DANSER LA VIE
Un prof décide de faire danser une classe de collégiens pour briser les clichés. Une fausse BD-reportage mais une vraie histoire d’émancipation.
Non, la danse n’est pas uniquement destinée aux filles, aux blancs et aux homosexuels et « Danser la vie » est là pour rappeler cette évidence qui pourtant parfois n’en est pas une… Tout commence lorsque Guillaume Diop devient en 2023 le premier danseur noir étoile de l’Opéra de Paris. Valentin, prof de musique, décide alors de lancer un projet ambitieux avec une classe de collégiens: utiliser la danse comme outil pédagogique et social pour faire voler en éclats les clichés et transformer les mentalités. Malgré les préjugés de certains élèves et de leurs familles, le professeur persiste dans son idée.

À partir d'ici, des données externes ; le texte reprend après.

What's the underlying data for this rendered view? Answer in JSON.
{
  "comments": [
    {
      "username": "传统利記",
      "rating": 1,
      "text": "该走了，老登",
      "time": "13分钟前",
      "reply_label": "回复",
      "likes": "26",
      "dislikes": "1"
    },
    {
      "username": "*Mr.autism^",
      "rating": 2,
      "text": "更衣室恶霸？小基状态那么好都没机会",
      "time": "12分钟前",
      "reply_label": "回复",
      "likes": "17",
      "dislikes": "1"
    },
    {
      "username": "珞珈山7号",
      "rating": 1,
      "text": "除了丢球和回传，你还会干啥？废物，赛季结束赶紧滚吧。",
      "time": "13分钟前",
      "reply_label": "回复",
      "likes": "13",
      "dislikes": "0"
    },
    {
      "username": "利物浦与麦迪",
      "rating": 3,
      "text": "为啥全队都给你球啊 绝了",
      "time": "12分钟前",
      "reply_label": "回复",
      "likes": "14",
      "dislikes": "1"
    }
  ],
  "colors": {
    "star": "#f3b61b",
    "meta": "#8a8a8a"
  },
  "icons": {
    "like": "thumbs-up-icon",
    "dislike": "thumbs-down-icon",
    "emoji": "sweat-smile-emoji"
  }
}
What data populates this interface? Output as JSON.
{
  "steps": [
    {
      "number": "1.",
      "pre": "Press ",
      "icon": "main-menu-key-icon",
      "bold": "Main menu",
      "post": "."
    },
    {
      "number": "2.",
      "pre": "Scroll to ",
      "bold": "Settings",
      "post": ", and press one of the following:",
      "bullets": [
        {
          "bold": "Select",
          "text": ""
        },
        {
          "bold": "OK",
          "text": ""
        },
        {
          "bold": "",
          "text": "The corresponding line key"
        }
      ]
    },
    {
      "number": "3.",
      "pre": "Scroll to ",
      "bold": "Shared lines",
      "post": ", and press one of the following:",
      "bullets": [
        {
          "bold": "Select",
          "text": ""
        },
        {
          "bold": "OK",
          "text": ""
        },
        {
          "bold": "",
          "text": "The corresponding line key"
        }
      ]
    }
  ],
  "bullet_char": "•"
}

Si la nomination de Guillaume Diop est authentique, l’histoire de « Danser la vie » est bel et bien une fiction sous ses allures de bande dessinée documentaire. Saverio Tomasella (« A fleur de peau », « Ultrasensibles ») s’associe d’ailleurs au dessinateur Samuel Figuière qui a déjà collaboré à plusieurs romans graphiques de reportage (« Terres d’accueil », « Au bord du monde », « La voie des chevriers »). Le scénariste, docteur en psychologie, écrivain et lui même passionné de danse, signe un scénario réaliste à la fois dans l’absence de moyens, les échanges de Valentin avec les élèves, la direction ou les enseignants qui voient d’un mauvaise cette initiative sortant du cadre officiel. Le découpage est classique mais la lecture vivante, notamment grâce aux dynamiques scènes de danse.
Au final, la conclusion est attendue et très bienveillante mais le discours développé invite à casser les stéréotypes et à l’émancipation.
Dessinateur: Samuel Figuière – Scénariste: Saverio Tomasella – Editeur: Marabulles – Prix: 23,95 euros.